It made me think, if rap is a lyrical game, where are all the great lyricists? Or even the good ones? I'm hardly an authority on this, so happily correct me. And there are a handful a solid writers in the recent mainstream. Kanye West, Mos Def, The Roots and Eminem are the first that come to mind. But those guys are already AARP by rap standards.
But where are the Chuck D's, the Rakims?

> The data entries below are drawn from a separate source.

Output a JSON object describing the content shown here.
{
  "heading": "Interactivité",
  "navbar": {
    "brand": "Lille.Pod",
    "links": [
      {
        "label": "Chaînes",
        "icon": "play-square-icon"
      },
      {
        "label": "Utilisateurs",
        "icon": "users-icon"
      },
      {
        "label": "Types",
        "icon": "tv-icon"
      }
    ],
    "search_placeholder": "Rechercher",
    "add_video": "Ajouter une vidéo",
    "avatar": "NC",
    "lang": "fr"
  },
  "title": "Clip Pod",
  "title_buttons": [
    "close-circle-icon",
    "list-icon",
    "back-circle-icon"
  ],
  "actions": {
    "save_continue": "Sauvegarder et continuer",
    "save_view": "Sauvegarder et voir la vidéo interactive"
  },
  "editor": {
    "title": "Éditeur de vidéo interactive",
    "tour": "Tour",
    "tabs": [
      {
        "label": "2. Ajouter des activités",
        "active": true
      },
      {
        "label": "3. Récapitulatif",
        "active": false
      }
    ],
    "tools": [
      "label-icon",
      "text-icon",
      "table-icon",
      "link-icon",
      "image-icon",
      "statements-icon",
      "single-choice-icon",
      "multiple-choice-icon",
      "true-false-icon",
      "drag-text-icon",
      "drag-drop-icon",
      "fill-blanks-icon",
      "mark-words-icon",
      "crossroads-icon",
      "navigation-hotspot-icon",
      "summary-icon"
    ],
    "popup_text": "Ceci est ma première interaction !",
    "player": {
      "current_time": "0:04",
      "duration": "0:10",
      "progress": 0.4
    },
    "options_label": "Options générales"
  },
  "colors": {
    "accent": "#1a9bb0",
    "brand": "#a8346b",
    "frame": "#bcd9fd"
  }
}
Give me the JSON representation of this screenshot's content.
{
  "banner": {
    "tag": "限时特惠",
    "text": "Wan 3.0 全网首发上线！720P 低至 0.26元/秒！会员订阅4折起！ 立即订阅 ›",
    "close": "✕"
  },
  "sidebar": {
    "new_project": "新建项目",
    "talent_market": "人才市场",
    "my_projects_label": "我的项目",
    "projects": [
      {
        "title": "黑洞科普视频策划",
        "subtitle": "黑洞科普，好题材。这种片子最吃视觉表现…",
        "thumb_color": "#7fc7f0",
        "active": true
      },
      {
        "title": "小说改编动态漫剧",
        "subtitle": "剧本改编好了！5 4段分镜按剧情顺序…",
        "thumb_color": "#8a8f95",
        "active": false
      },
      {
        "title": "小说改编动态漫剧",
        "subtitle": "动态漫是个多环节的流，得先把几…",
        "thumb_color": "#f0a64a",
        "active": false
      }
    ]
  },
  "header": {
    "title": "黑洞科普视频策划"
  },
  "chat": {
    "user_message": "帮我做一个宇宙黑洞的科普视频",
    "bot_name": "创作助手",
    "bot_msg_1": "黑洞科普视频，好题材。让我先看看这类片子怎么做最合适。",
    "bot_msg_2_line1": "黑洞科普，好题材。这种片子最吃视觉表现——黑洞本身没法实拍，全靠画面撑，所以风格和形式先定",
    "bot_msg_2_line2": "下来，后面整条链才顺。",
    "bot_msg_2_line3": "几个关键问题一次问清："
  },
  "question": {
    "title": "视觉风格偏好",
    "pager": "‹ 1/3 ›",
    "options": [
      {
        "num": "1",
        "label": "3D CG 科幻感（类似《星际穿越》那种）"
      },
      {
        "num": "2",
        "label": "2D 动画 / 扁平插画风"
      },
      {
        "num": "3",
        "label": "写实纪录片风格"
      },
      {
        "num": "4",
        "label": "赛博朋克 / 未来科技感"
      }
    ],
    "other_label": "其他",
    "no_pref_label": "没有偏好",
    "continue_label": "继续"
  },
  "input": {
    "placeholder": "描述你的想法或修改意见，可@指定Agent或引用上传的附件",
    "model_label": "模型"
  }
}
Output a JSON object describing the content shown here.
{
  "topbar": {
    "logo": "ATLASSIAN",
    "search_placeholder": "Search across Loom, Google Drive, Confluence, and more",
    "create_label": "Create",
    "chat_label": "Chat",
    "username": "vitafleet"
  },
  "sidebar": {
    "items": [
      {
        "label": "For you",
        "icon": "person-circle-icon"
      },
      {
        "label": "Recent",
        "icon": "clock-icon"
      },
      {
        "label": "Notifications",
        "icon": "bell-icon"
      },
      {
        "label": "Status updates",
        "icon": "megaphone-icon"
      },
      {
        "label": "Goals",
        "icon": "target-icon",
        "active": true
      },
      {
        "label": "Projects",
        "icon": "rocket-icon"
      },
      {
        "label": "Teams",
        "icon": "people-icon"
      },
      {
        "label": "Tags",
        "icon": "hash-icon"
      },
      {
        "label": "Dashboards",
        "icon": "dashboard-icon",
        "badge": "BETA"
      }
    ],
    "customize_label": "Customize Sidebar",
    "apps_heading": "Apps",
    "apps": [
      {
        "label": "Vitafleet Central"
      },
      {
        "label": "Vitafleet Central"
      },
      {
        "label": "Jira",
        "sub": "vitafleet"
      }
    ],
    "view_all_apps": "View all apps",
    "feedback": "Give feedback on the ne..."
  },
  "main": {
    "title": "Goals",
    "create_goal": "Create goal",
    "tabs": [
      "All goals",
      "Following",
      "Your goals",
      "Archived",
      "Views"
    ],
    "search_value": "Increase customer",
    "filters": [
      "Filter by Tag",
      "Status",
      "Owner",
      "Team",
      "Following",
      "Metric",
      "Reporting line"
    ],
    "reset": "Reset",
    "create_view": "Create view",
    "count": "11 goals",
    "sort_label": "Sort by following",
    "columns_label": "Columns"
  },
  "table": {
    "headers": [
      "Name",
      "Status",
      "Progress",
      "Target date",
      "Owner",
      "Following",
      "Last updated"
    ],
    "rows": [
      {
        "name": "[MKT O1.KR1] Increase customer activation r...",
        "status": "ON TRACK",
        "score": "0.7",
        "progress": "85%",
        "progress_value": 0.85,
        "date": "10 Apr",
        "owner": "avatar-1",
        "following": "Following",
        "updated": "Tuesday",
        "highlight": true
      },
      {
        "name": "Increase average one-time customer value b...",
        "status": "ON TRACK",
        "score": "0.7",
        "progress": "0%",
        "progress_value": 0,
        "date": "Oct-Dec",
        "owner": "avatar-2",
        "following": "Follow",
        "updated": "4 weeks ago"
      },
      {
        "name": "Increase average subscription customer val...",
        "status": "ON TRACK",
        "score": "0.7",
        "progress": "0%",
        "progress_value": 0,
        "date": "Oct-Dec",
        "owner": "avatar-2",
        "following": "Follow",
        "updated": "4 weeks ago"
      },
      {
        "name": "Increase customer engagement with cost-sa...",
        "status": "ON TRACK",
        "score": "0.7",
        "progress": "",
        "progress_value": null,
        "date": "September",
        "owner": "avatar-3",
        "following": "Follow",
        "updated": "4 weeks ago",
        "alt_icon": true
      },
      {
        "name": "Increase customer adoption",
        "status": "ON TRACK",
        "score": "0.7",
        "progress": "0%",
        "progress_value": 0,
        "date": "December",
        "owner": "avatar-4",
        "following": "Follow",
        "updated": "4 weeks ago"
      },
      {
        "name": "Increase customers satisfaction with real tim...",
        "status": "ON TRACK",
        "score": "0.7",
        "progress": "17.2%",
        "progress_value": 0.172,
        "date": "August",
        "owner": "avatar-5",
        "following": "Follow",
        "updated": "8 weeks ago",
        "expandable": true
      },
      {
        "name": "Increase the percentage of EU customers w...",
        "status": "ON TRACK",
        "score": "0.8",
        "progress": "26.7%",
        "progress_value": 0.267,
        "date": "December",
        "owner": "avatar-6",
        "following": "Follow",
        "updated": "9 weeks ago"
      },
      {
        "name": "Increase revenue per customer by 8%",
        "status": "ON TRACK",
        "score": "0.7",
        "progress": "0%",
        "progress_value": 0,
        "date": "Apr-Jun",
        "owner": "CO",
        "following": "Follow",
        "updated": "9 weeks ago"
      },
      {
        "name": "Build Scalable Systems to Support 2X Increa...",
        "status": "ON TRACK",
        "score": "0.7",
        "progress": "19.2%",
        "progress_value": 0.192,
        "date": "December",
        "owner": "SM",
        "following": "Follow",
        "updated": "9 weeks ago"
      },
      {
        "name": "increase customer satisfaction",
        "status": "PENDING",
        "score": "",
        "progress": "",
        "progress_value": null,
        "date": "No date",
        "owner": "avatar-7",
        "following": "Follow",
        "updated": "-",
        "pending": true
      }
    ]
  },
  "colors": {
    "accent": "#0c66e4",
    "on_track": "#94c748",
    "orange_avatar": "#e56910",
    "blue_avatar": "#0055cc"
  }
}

Who writes a verse as fluid as De La Soul's 'I Am I Be'?
Product of a North Carolina cat who scratched the back of a pretty woman named Hattie Who departed life just a little too soon and didn't see me grab the Plug Tune fame As we go a little somethin' like this look ma, no protection Now I got a daughter named Ayana Monay And I can play the cowboy to rustle in the dough so the scenery is healthy where her eyes lay I am an early bird but the feathers are black so the apples that I catch are usually all worms and
I bring the element H with the 2 so ya owe me what's coming when I'm raining on your new parade I'll tell you who doesn't: Three 6 Mafia. Or Lil Flip. Or anyone called 'Young' or 'Lil' anything.
Some of the choice lines from Lil Flip's agonizing new tribute to the victims of the Virginia Tech massacre, via his MySpace page:
So we pray for each one of y'all who lost a child And for that brave man who escaped the Holocaust .... Then later on they lettin' classmates talk about him But his screenplays should have let you know he had a problem .... Even with my album out, i can take the time to grieve Cuz if i had a tragedy i hope you'd so the same for me So hop on the comments board and tell us:
The best and worst rap lyrics of all time.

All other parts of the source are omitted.